Le nouveau chapitre Syrien.
Briac CHATELET
Le 8 décembre 2024, après plus de 10 ans de guerre civile, Bachar Al-Assad se réfugie en Russie, quittant un pays dévasté. Avec 90% de sa population vivant sous le seuil de pauvreté, 10 millions d’habitants en situation d’insécurité alimentaire chronique et plus de 6,8 millions de syriens exilés, la Syrie entre dans une phase de reconstruction incertaine. La chute du régime offre aux rebelles l’opportunité de former un gouvernement provisoire, mené par le mouvement islamiste Hayat Tahrir Al-Sham. Toutefois, il reste à savoir si le pays s'orientera vers un réel processus démocratique, la répétition du passé autoritaire ou bien la fondation d’un nouvel État islamique. Retour sur la question cruciale du nouvel alignement international syrien.

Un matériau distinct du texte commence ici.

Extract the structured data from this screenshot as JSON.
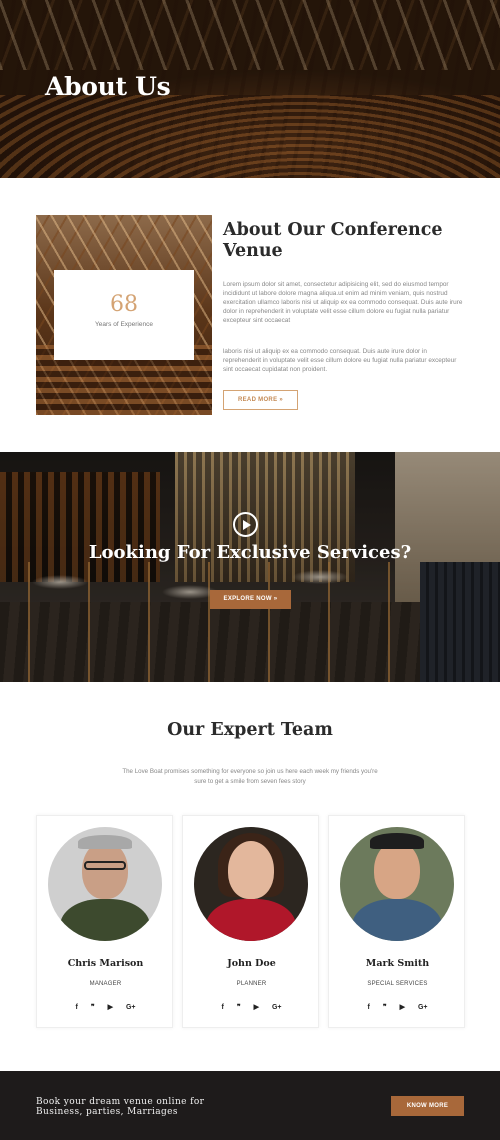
{
  "hero": {
    "title": "About Us"
  },
  "about": {
    "experience_number": "68",
    "experience_label": "Years of Experience",
    "title": "About Our Conference Venue",
    "paragraph1": "Lorem ipsum dolor sit amet, consectetur adipisicing elit, sed do eiusmod tempor incididunt ut labore dolore magna aliqua.ut enim ad minim veniam, quis nostrud exercitation ullamco laboris nisi ut aliquip ex ea commodo consequat. Duis aute irure dolor in reprehenderit in voluptate velit esse cillum dolore eu fugiat nulla pariatur excepteur sint occaecat",
    "paragraph2": "laboris nisi ut aliquip ex ea commodo consequat. Duis aute irure dolor in reprehenderit in voluptate velit esse cillum dolore eu fugiat nulla pariatur excepteur sint occaecat cupidatat non proident.",
    "read_more_label": "READ MORE »"
  },
  "services": {
    "title": "Looking For Exclusive Services?",
    "explore_label": "EXPLORE NOW »"
  },
  "team": {
    "title": "Our Expert Team",
    "subtitle": "The Love Boat promises something for everyone so join us here each week my friends you're sure to get a smile from seven fees story",
    "members": [
      {
        "name": "Chris Marison",
        "role": "MANAGER"
      },
      {
        "name": "John Doe",
        "role": "PLANNER"
      },
      {
        "name": "Mark Smith",
        "role": "SPECIAL SERVICES"
      }
    ],
    "social_icons": [
      {
        "icon": "facebook-icon",
        "glyph": "f"
      },
      {
        "icon": "twitter-icon",
        "glyph": "❞"
      },
      {
        "icon": "youtube-icon",
        "glyph": "▶"
      },
      {
        "icon": "google-plus-icon",
        "glyph": "G+"
      }
    ]
  },
  "cta": {
    "line1": "Book your dream venue online for",
    "line2": "Business, parties, Marriages",
    "button_label": "KNOW MORE"
  },
  "colors": {
    "accent": "#a8683a",
    "accent_light": "#d4a373",
    "dark_footer": "#1e1b1b"
  }
}
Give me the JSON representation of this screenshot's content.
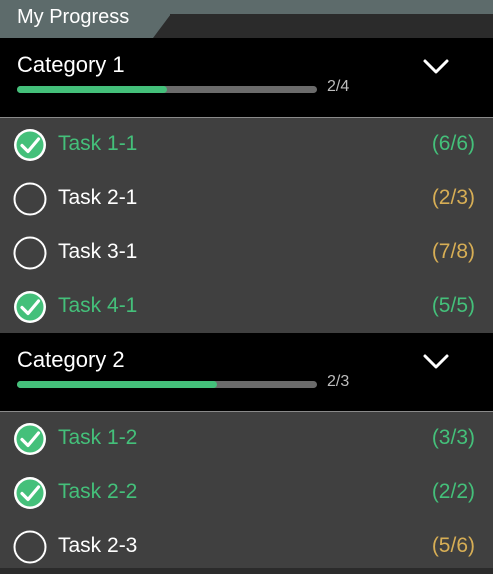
{
  "title": "My Progress",
  "colors": {
    "accent_green": "#44c07a",
    "pending_gold": "#d7ae55",
    "header_bg": "#000000",
    "list_bg": "#404040",
    "tab_bg": "#5d6b6b"
  },
  "categories": [
    {
      "name": "Category 1",
      "progress_text": "2/4",
      "progress_fraction": 0.5,
      "expand_icon": "chevron-down-icon",
      "tasks": [
        {
          "label": "Task 1-1",
          "count": "(6/6)",
          "done": true
        },
        {
          "label": "Task 2-1",
          "count": "(2/3)",
          "done": false
        },
        {
          "label": "Task 3-1",
          "count": "(7/8)",
          "done": false
        },
        {
          "label": "Task 4-1",
          "count": "(5/5)",
          "done": true
        }
      ]
    },
    {
      "name": "Category 2",
      "progress_text": "2/3",
      "progress_fraction": 0.667,
      "expand_icon": "chevron-down-icon",
      "tasks": [
        {
          "label": "Task 1-2",
          "count": "(3/3)",
          "done": true
        },
        {
          "label": "Task 2-2",
          "count": "(2/2)",
          "done": true
        },
        {
          "label": "Task 2-3",
          "count": "(5/6)",
          "done": false
        }
      ]
    }
  ]
}
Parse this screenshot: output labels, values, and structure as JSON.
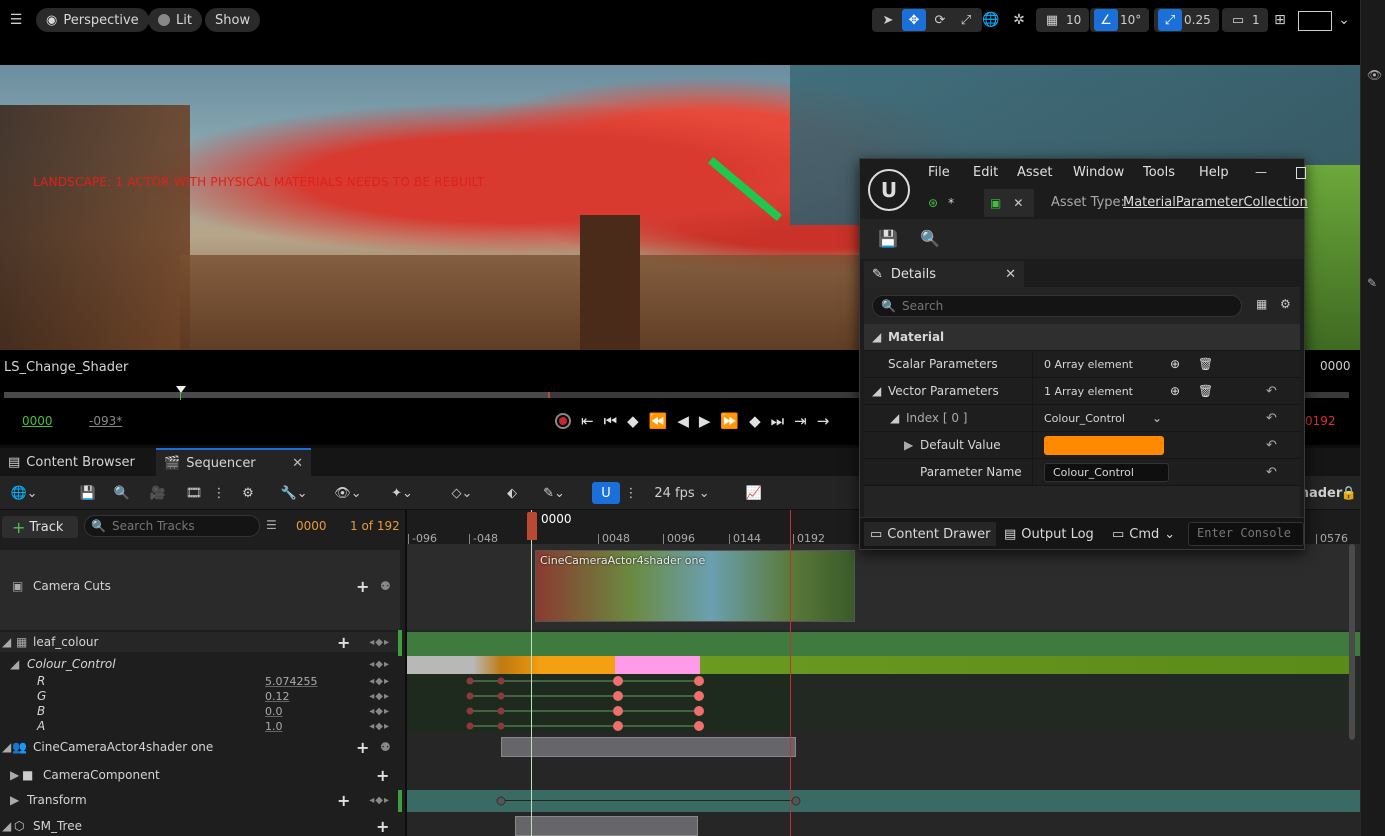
{
  "viewport_toolbar": {
    "menu_icon": "hamburger-icon",
    "perspective_label": "Perspective",
    "lit_label": "Lit",
    "show_label": "Show",
    "grid_snap_value": "10",
    "rotation_snap_value": "10°",
    "scale_snap_value": "0.25",
    "camera_speed_value": "1"
  },
  "viewport": {
    "warning_text": "LANDSCAPE: 1 ACTOR WITH PHYSICAL MATERIALS NEEDS TO BE REBUILT"
  },
  "sequence_strip": {
    "sequence_name": "LS_Change_Shader",
    "start_frame": "0000",
    "offset_frame": "-093*",
    "right_frame": "0000",
    "end_frame": "0192"
  },
  "tabs": {
    "content_browser": "Content Browser",
    "sequencer": "Sequencer"
  },
  "seq_toolbar": {
    "fps_label": "24 fps",
    "shader_label": "hader"
  },
  "outliner": {
    "add_track_label": "Track",
    "search_placeholder": "Search Tracks",
    "current_frame": "0000",
    "frame_count": "1 of 192",
    "rows": {
      "camera_cuts": "Camera Cuts",
      "leaf_colour": "leaf_colour",
      "colour_control": "Colour_Control",
      "r_label": "R",
      "r_value": "5.074255",
      "g_label": "G",
      "g_value": "0.12",
      "b_label": "B",
      "b_value": "0.0",
      "a_label": "A",
      "a_value": "1.0",
      "cine_camera": "CineCameraActor4shader one",
      "camera_component": "CameraComponent",
      "transform": "Transform",
      "sm_tree": "SM_Tree"
    }
  },
  "timeline": {
    "playhead_label": "0000",
    "ticks": [
      "-096",
      "-048",
      "0048",
      "0096",
      "0144",
      "0192",
      "0576"
    ],
    "shot_label": "CineCameraActor4shader one"
  },
  "material_editor": {
    "menu": [
      "File",
      "Edit",
      "Asset",
      "Window",
      "Tools",
      "Help"
    ],
    "asset_type_label": "Asset Type:",
    "asset_type_value": "MaterialParameterCollection",
    "tab_modified_marker": "*",
    "details_tab": "Details",
    "search_placeholder": "Search",
    "section_material": "Material",
    "scalar_params_label": "Scalar Parameters",
    "scalar_params_value": "0 Array element",
    "vector_params_label": "Vector Parameters",
    "vector_params_value": "1 Array element",
    "index_label": "Index [ 0 ]",
    "index_value": "Colour_Control",
    "default_value_label": "Default Value",
    "default_value_color": "#ff8a00",
    "param_name_label": "Parameter Name",
    "param_name_value": "Colour_Control",
    "content_drawer": "Content Drawer",
    "output_log": "Output Log",
    "cmd_label": "Cmd",
    "console_placeholder": "Enter Console C"
  },
  "colors": {
    "accent": "#1a6fd8",
    "playhead": "#b84a32",
    "track_green": "#3f7a3f",
    "key_color": "#ef6e6e"
  }
}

Après des années d’isolement diplomatique, les regards se tournent vers la Syrie. Les factions rebelles, bien que victorieuses, sont fragmentées et rivalisent pour le pouvoir au sein de la transition. Parmi elles, le Hayat Tahrir Al-Sham, issu d’une branche d’Al Qaïda, et l’Armée Nationale Syrienne constitue l’actuel bloc principal de la transition. Toutes deux soutenues par la Turquie, elles suscitent une inquiétude quant au devenir de la gouvernance syrienne. Si le HTS porte encore l’héritage d’un idéologie islamiste extrémiste, l’ANS s’isncrit quant à elle dans une politique conservatrice et néo-ottomane pro-turque.

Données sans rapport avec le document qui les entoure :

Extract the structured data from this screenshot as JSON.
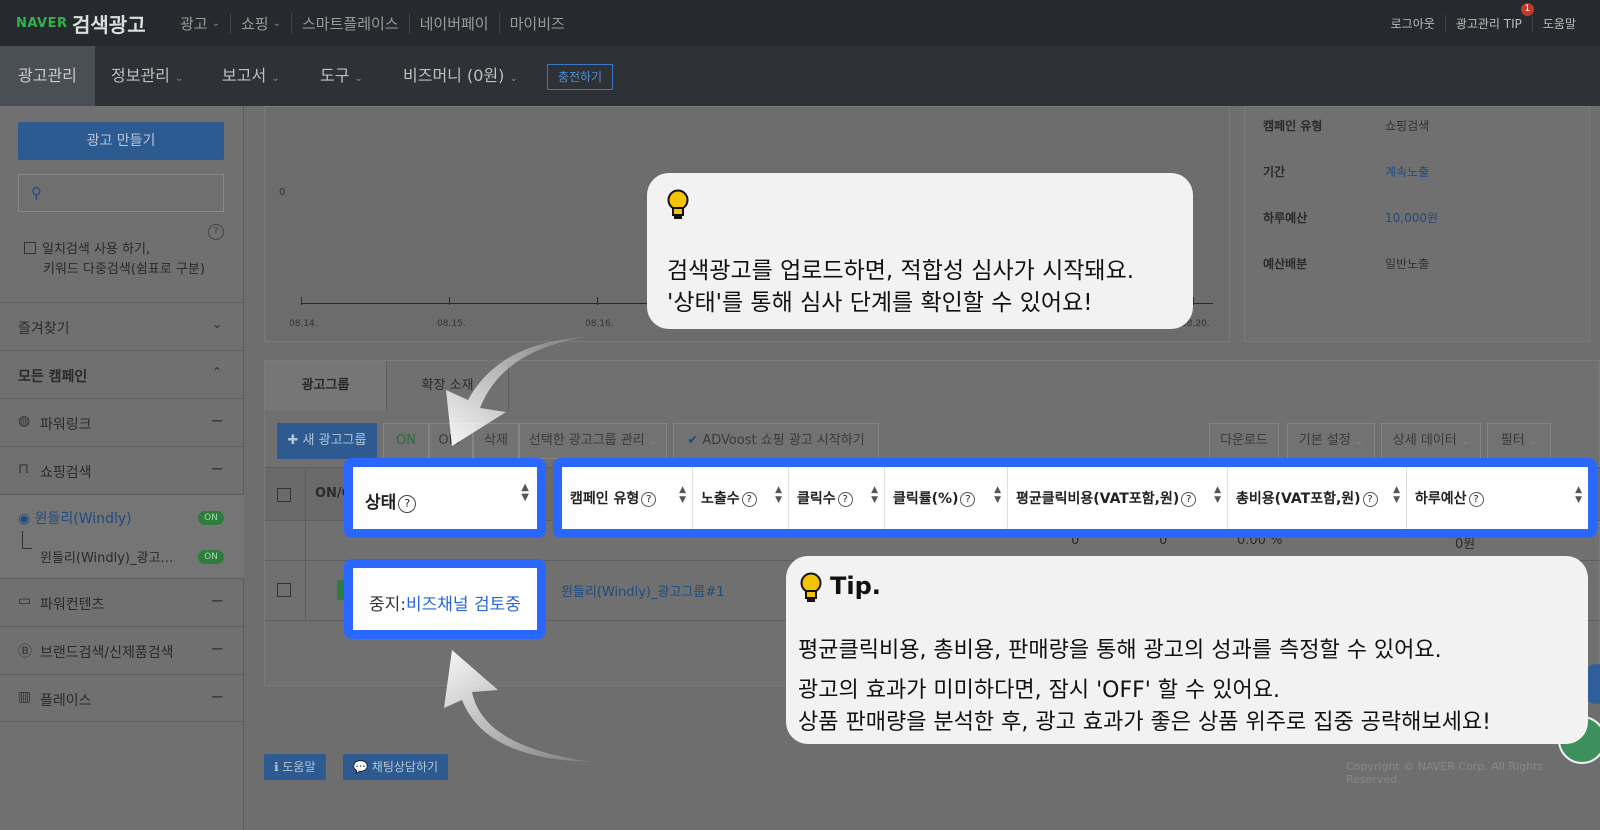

Parallèlement, les forces rebelles démocratiques, plus modérées et favorables aux minorités ethniques et religieuses, sont soutenues par l’Occident et principalement les États-Unis. Rassemblées sous le nom des Forces Démocratiques Syriennes, ces brigades ont grandement contribué à la chute du régime de Bachar Al-Assad et ce depuis 2011 et même malgré les interventions iraniennes et russes. Aujourd’hui affaiblies par la lutte, elles demeurent influentes dans leurs zones initiales d’intervention, à savoir le Nord-Est du pays. Additionnellement, les forces kurdes, connaissant une une opposition féroce des autorités turques qui considèrent les kurdes comme une menace nationale et s’attaquent aussi bien au Parti des travailleurs du kurdistan (PKK) qu’au territoire du Rojava.
Face à ces tensions intercommunautaires et géopolitiques mettant en péril le processus de paix durable syrien, le gouvernement de transition a initié un appel au désarmement à travers le territoire, appel auquel les milices ont majoritairement répondu favorablement sauf en territoire kurde sous tension.
Néanmoins, la chute du régime baasiste redessine également les rapports de force au Moyen-Orient. Pour la Russie, perdre l’allié syrien signifierait la perte des bases de Tartous ainsi que Hmeimim et par extension la perte de son influence dans le croissant chiite s’étendant du Liban à l’Iran. Moscou se retrouve aujourd’hui à négocier face à un ancien opposant, en espérant empêcher un virement pro-turque ou pro-occidental.
De son côté, Ankara dans ce nouveau pouvoir pro-turque un allié de choix. Sa politique est la suivante : lutter contre les indépendantistes turques, rapatrier les réfugiés syriens rapidement tout en étendant son influence sur le territoire en s’appuyant sur l’ANS comme indiqué par le chef de la diplomatie turque, Hakan Fidan. Enfin, l’Iran apparaît comme le grand perdant de ce remaniement. À travers la chute de Damas, c’est “l’Axe de la résistance” qui s’affaiblit. Les bases et usines militaires vitales pour le soutien au Hezbollah sont passées sous contrôle rebelle tandis que des offensives israéliennes ont coupé le Liban du soutien iranien. Malgré une volonté syrienne de normalisation, Israël a choisi de maintenir sa méfiance à l’égard de Damas et d’occuper le Golan, influençant le positionnement syrien.